Future-proofing AI security
As threats evolve, so must the strategies to counter them. The static, “set-it-and-forget-it” security models of the past are obsolete in the face of today’s dynamic risks. Future-proofing cybersecurity isn’t about achieving perfection—it’s about building systems that are resilient, adaptive, and continually improving.
Break-fix cycles and continuous evolution
The concept of a break-fix cycle—repeatedly testing, identifying vulnerabilities, and fixing them—is becoming a cornerstone of modern AI security. Red teaming plays a crucial role in this iterative process. By continually probing systems for weaknesses, organizations ensure that their defenses aren’t just keeping up with threats but anticipating them.
However, this relentless pace of evolution requires a delicate balance with regulation. While innovation drives progress, over-regulation can stifle it.
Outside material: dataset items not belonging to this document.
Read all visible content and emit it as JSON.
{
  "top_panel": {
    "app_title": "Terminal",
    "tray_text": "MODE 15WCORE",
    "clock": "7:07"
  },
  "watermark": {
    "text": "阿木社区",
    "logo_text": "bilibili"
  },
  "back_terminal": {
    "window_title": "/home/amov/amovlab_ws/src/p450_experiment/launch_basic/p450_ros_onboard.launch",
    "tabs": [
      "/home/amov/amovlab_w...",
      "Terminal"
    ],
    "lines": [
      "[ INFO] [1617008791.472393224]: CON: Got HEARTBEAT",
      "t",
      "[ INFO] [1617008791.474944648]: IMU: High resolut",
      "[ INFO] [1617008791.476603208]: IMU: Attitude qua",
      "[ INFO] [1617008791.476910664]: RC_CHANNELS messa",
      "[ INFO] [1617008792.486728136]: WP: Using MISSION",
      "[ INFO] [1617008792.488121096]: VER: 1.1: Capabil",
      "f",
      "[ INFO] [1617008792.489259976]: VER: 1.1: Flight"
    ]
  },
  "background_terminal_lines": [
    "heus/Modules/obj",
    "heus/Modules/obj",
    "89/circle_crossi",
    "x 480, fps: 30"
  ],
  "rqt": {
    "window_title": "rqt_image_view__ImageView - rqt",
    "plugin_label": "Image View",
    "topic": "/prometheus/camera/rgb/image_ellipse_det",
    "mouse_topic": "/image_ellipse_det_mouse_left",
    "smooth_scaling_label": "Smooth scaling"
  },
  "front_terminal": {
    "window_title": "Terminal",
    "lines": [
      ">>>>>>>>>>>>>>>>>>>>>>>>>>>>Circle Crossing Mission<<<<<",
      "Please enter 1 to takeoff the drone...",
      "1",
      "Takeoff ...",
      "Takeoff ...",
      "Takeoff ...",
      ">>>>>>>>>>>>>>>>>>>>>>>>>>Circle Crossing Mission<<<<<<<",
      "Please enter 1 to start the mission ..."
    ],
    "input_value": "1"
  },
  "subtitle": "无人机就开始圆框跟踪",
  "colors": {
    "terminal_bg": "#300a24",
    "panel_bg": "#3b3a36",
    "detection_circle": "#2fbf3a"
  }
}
Effective cybersecurity strategies need to walk the fine line between advancing technology and adhering to frameworks that ensure safety without hindering innovation. This balance is key to fostering systems that are both secure and sustainable.
Cross-industry collaboration
One of the most valuable lessons from industries like banking is the emphasis on collaboration. Just as financial institutions pool resources and intelligence to combat fraud, cybersecurity can benefit from similar collective efforts. Banking’s meticulous attention to trust, accountability, and risk management provides a blueprint for enhancing cybersecurity practices.
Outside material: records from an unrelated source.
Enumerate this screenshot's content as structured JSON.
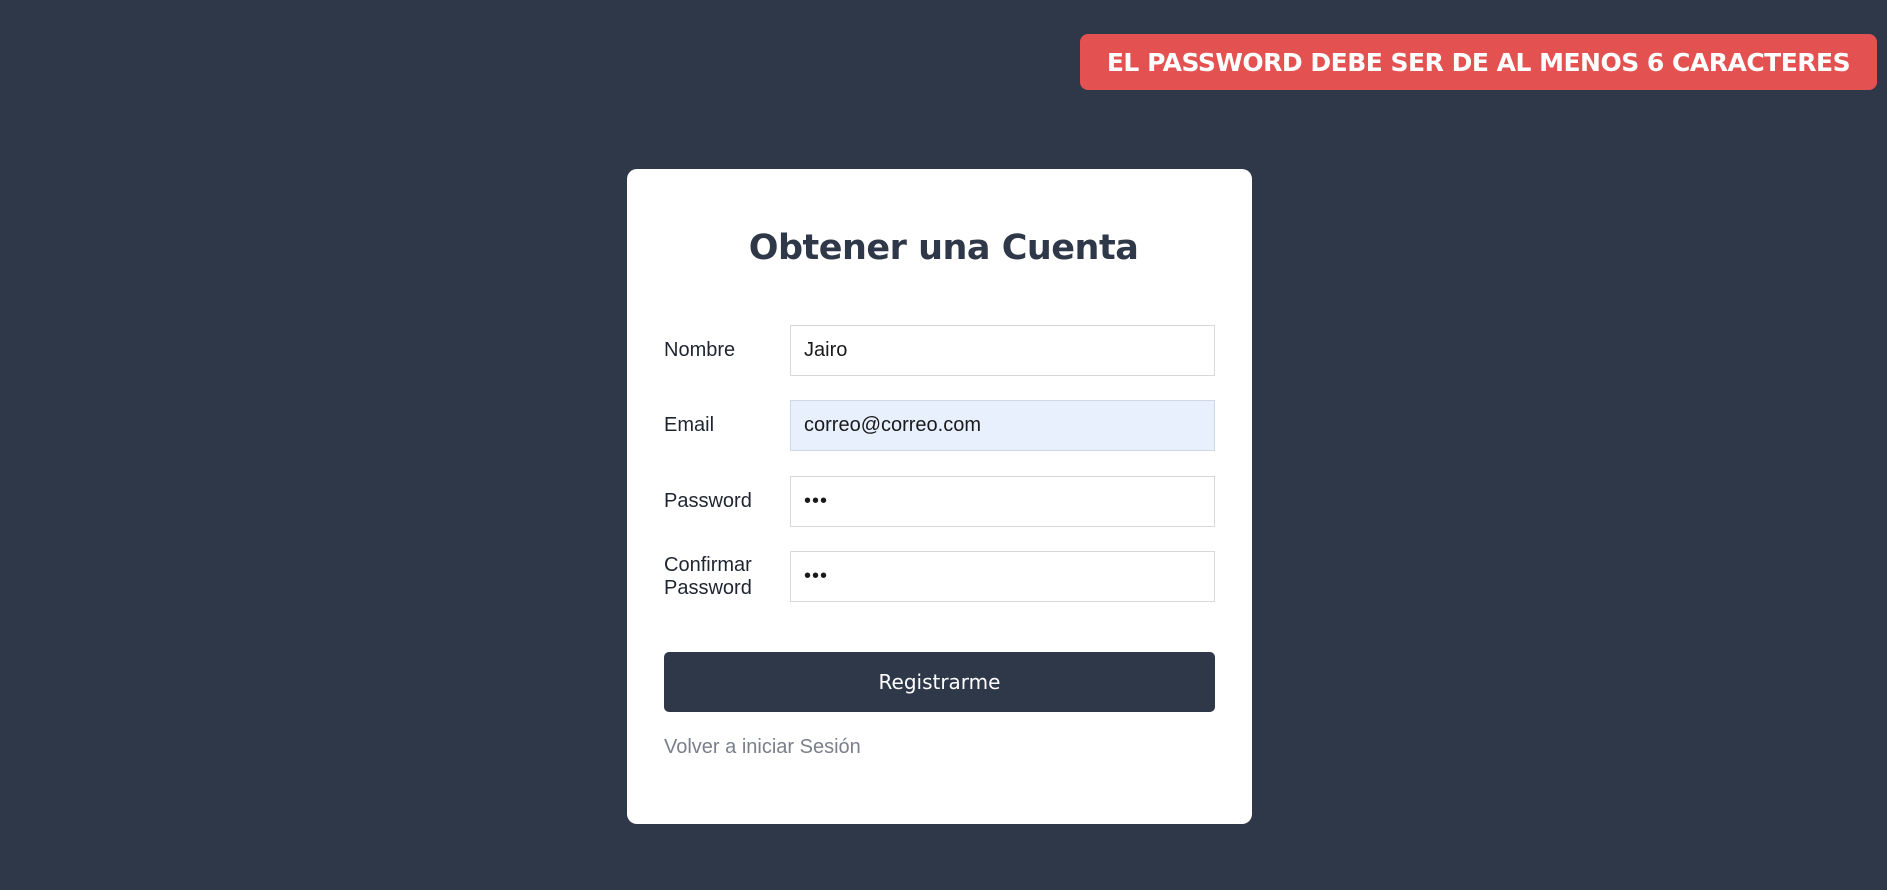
{
  "alert": {
    "message": "EL PASSWORD DEBE SER DE AL MENOS 6 CARACTERES",
    "color": "#e45151"
  },
  "form": {
    "title": "Obtener una Cuenta",
    "fields": [
      {
        "label": "Nombre",
        "value": "Jairo"
      },
      {
        "label": "Email",
        "value": "correo@correo.com"
      },
      {
        "label": "Password",
        "value": "•••"
      },
      {
        "label": "Confirmar Password",
        "value": "•••"
      }
    ],
    "submit_label": "Registrarme",
    "back_link": "Volver a iniciar Sesión"
  },
  "theme": {
    "background": "#2f3849",
    "card": "#ffffff",
    "autofill": "#e8f0fe"
  }
}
Diverse perspectives are another essential element in future-proofing AI security. AI systems operate across industries, geographies, and cultures. Incorporating expertise from different sectors ensures that defenses are robust against a wide range of threats. Whether it’s lessons from regulated industries or insights from ethical AI researchers, collaboration strengthens the foundation of security.
The last stop: AI’s role in safeguarding the future
The time for action is now. As cyber threats grow more sophisticated, industries across the board must embrace AI-driven strategies to secure their systems. Waiting for threats to materialize is no longer an option—proactivity is the only way forward. Collaboration, innovation, and a commitment to ethical security are the pillars on which this future will be built.
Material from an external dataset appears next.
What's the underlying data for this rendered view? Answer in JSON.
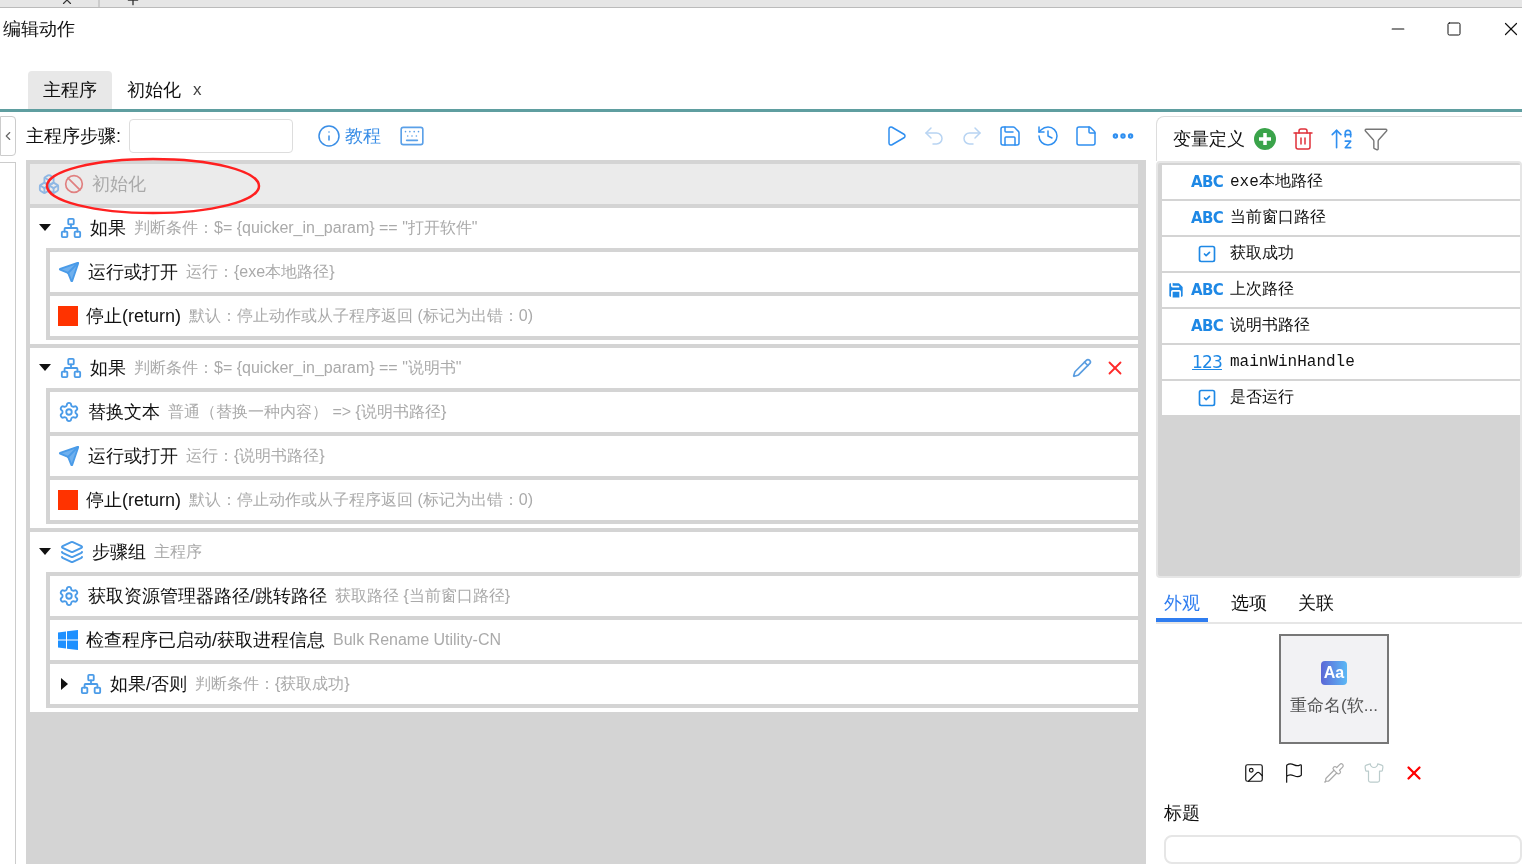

- Adopt a continuous testing mindset. Security is not a one-and-done exercise. Implement iterative testing strategies, such as red teaming and break-fix cycles, to ensure your defenses evolve in tandem with emerging threats. Regularly probing for vulnerabilities and fixing them isn’t just proactive—it’s essential for resilience.
- Balance innovation with regulation. Too much regulation can choke innovation, but a lack of oversight can lead to chaos. Find the sweet spot where technological advancements thrive without compromising safety or ethical standards. Collaborate with regulatory bodies to create frameworks that encourage innovation while setting guardrails against misuse.
- Leverage cross-industry knowledge. Don’t limit cybersecurity strategies to lessons learned within the tech space. Banking, healthcare, and even logistics offer insights into managing trust, accountability, and risk at scale. Borrowing from these sectors ensures a multi-faceted approach to securing AI systems.
- Automate, but don’t over-rely on machines. Automation is a game-changer for scalability, but it’s not a substitute for human intuition and creativity. Use automation to handle repetitive tasks and surface insights, but keep human experts at the helm to analyze complex risks and ethical implications that machines can’t fully understand.
- Prioritize ethical alignment. AI security isn’t just about technical robustness—it’s about trust. Ensure that your AI systems are designed not only to be secure but also to align with ethical principles. Build transparency into your processes, foster accountability, and develop tools that actively prevent misuse or harm.